Abstract: New sequencing technologies have ushered in a new era for diagnosis and discovery of new causative mutations for rare diseases. However, the sheer numbers of candidate variants that require interpretation in an exome or genomic analysis are still a challenging prospect. A powerful approach is the comparison of the patient's set of phenotypes (phenotypic profile) to known phenotypic profiles caused by mutations in orthologous genes associated with these variants. The most abundant source of relevant data for this task is available through the efforts of the Mouse Genome Informatics group and the International Mouse Phenotyping Consortium.
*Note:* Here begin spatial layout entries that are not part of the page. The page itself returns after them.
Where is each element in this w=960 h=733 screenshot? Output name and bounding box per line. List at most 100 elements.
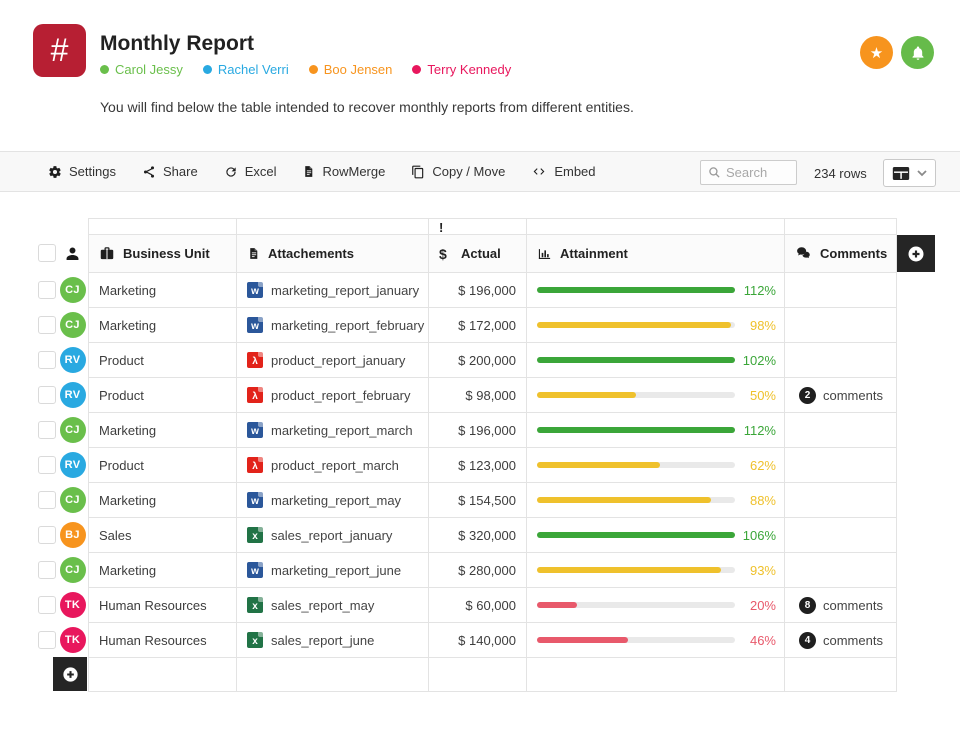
favorite-button[interactable]: ★ — [860, 36, 893, 69]
attachment-name[interactable]: marketing_report_january — [271, 282, 420, 298]
toolbar-button-settings[interactable]: Settings — [48, 164, 116, 179]
toolbar-button-rowmerge[interactable]: RowMerge — [302, 164, 385, 179]
cell-comments[interactable] — [784, 342, 897, 377]
cell-business-unit[interactable]: Marketing — [88, 482, 236, 517]
toolbar-button-copy-move[interactable]: Copy / Move — [411, 164, 505, 179]
cell-actual[interactable]: $ 196,000 — [428, 272, 526, 307]
cell-business-unit[interactable]: Marketing — [88, 272, 236, 307]
cell-comments[interactable] — [784, 517, 897, 552]
cell-attainment[interactable]: 46% — [526, 622, 784, 657]
empty-cell[interactable] — [784, 657, 897, 692]
row-checkbox[interactable] — [38, 315, 56, 334]
empty-cell[interactable] — [236, 657, 428, 692]
notifications-button[interactable] — [901, 36, 934, 69]
cell-business-unit[interactable]: Marketing — [88, 412, 236, 447]
cell-actual[interactable]: $ 98,000 — [428, 377, 526, 412]
cell-comments[interactable]: 8 comments — [784, 587, 897, 622]
cell-attachment[interactable]: λ product_report_february — [236, 377, 428, 412]
cell-attainment[interactable]: 102% — [526, 342, 784, 377]
attachment-name[interactable]: sales_report_january — [271, 527, 393, 543]
cell-actual[interactable]: $ 140,000 — [428, 622, 526, 657]
toolbar-button-embed[interactable]: Embed — [531, 164, 596, 179]
cell-attachment[interactable]: x sales_report_june — [236, 622, 428, 657]
search-input[interactable] — [726, 165, 786, 180]
attachment-name[interactable]: product_report_march — [271, 457, 399, 473]
cell-attachment[interactable]: w marketing_report_february — [236, 307, 428, 342]
cell-actual[interactable]: $ 196,000 — [428, 412, 526, 447]
row-checkbox[interactable] — [38, 525, 56, 544]
cell-comments[interactable] — [784, 482, 897, 517]
cell-actual[interactable]: $ 60,000 — [428, 587, 526, 622]
cell-comments[interactable] — [784, 412, 897, 447]
cell-business-unit[interactable]: Product — [88, 377, 236, 412]
row-checkbox[interactable] — [38, 350, 56, 369]
cell-attachment[interactable]: x sales_report_may — [236, 587, 428, 622]
cell-attachment[interactable]: λ product_report_march — [236, 447, 428, 482]
cell-attainment[interactable]: 112% — [526, 412, 784, 447]
attachment-name[interactable]: sales_report_june — [271, 632, 375, 648]
cell-comments[interactable]: 2 comments — [784, 377, 897, 412]
view-mode-button[interactable] — [883, 159, 936, 187]
attachment-name[interactable]: product_report_february — [271, 387, 411, 403]
cell-business-unit[interactable]: Human Resources — [88, 622, 236, 657]
cell-comments[interactable] — [784, 552, 897, 587]
cell-attainment[interactable]: 106% — [526, 517, 784, 552]
cell-business-unit[interactable]: Product — [88, 447, 236, 482]
add-column-button[interactable] — [897, 235, 935, 272]
cell-attachment[interactable]: w marketing_report_march — [236, 412, 428, 447]
toolbar-button-share[interactable]: Share — [142, 164, 198, 179]
add-row-button[interactable] — [53, 657, 87, 691]
cell-attachment[interactable]: x sales_report_january — [236, 517, 428, 552]
cell-actual[interactable]: $ 123,000 — [428, 447, 526, 482]
row-checkbox[interactable] — [38, 385, 56, 404]
row-checkbox[interactable] — [38, 280, 56, 299]
attachment-name[interactable]: marketing_report_may — [271, 492, 402, 508]
cell-attachment[interactable]: λ product_report_january — [236, 342, 428, 377]
cell-attainment[interactable]: 93% — [526, 552, 784, 587]
cell-comments[interactable] — [784, 447, 897, 482]
row-checkbox[interactable] — [38, 420, 56, 439]
cell-business-unit[interactable]: Human Resources — [88, 587, 236, 622]
column-header-actual[interactable]: $ Actual — [428, 234, 526, 272]
cell-attainment[interactable]: 112% — [526, 272, 784, 307]
empty-cell[interactable] — [88, 657, 236, 692]
cell-attachment[interactable]: w marketing_report_january — [236, 272, 428, 307]
cell-comments[interactable] — [784, 272, 897, 307]
cell-attachment[interactable]: w marketing_report_june — [236, 552, 428, 587]
empty-cell[interactable] — [526, 657, 784, 692]
attachment-name[interactable]: marketing_report_february — [271, 317, 425, 333]
attachment-name[interactable]: sales_report_may — [271, 597, 375, 613]
row-checkbox[interactable] — [38, 490, 56, 509]
column-header-attachements[interactable]: Attachements — [236, 234, 428, 272]
select-all-checkbox[interactable] — [38, 244, 56, 262]
cell-actual[interactable]: $ 200,000 — [428, 342, 526, 377]
cell-actual[interactable]: $ 320,000 — [428, 517, 526, 552]
attachment-name[interactable]: product_report_january — [271, 352, 406, 368]
column-header-business-unit[interactable]: Business Unit — [88, 234, 236, 272]
cell-comments[interactable]: 4 comments — [784, 622, 897, 657]
cell-business-unit[interactable]: Sales — [88, 517, 236, 552]
row-checkbox[interactable] — [38, 560, 56, 579]
cell-comments[interactable] — [784, 307, 897, 342]
search-box[interactable] — [700, 160, 797, 185]
empty-cell[interactable] — [428, 657, 526, 692]
cell-business-unit[interactable]: Marketing — [88, 307, 236, 342]
cell-actual[interactable]: $ 172,000 — [428, 307, 526, 342]
cell-actual[interactable]: $ 154,500 — [428, 482, 526, 517]
cell-attainment[interactable]: 20% — [526, 587, 784, 622]
cell-attainment[interactable]: 88% — [526, 482, 784, 517]
cell-attainment[interactable]: 98% — [526, 307, 784, 342]
cell-attainment[interactable]: 62% — [526, 447, 784, 482]
row-checkbox[interactable] — [38, 630, 56, 649]
attachment-name[interactable]: marketing_report_march — [271, 422, 413, 438]
cell-attachment[interactable]: w marketing_report_may — [236, 482, 428, 517]
cell-business-unit[interactable]: Product — [88, 342, 236, 377]
column-header-attainment[interactable]: Attainment — [526, 234, 784, 272]
cell-business-unit[interactable]: Marketing — [88, 552, 236, 587]
column-header-comments[interactable]: Comments — [784, 234, 897, 272]
row-checkbox[interactable] — [38, 455, 56, 474]
attachment-name[interactable]: marketing_report_june — [271, 562, 402, 578]
cell-attainment[interactable]: 50% — [526, 377, 784, 412]
new-row-placeholder[interactable] — [0, 657, 897, 692]
cell-actual[interactable]: $ 280,000 — [428, 552, 526, 587]
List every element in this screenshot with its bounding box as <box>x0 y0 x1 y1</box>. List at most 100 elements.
In this review, we highlight the challenges in comparing human clinical phenotypes with mouse phenotypes and some of the solutions that have been developed by members of the Monarch Initiative. These tools allow the identification of mouse models for known disease-gene associations that may otherwise have been overlooked as well as candidate genes may be prioritized for novel associations. The culmination of these efforts is the Exomiser software package that allows clinical researchers to analyse patient exomes in the context of variant frequency and predicted pathogenicity as well the phenotypic similarity of the patient to any given candidate orthologous gene.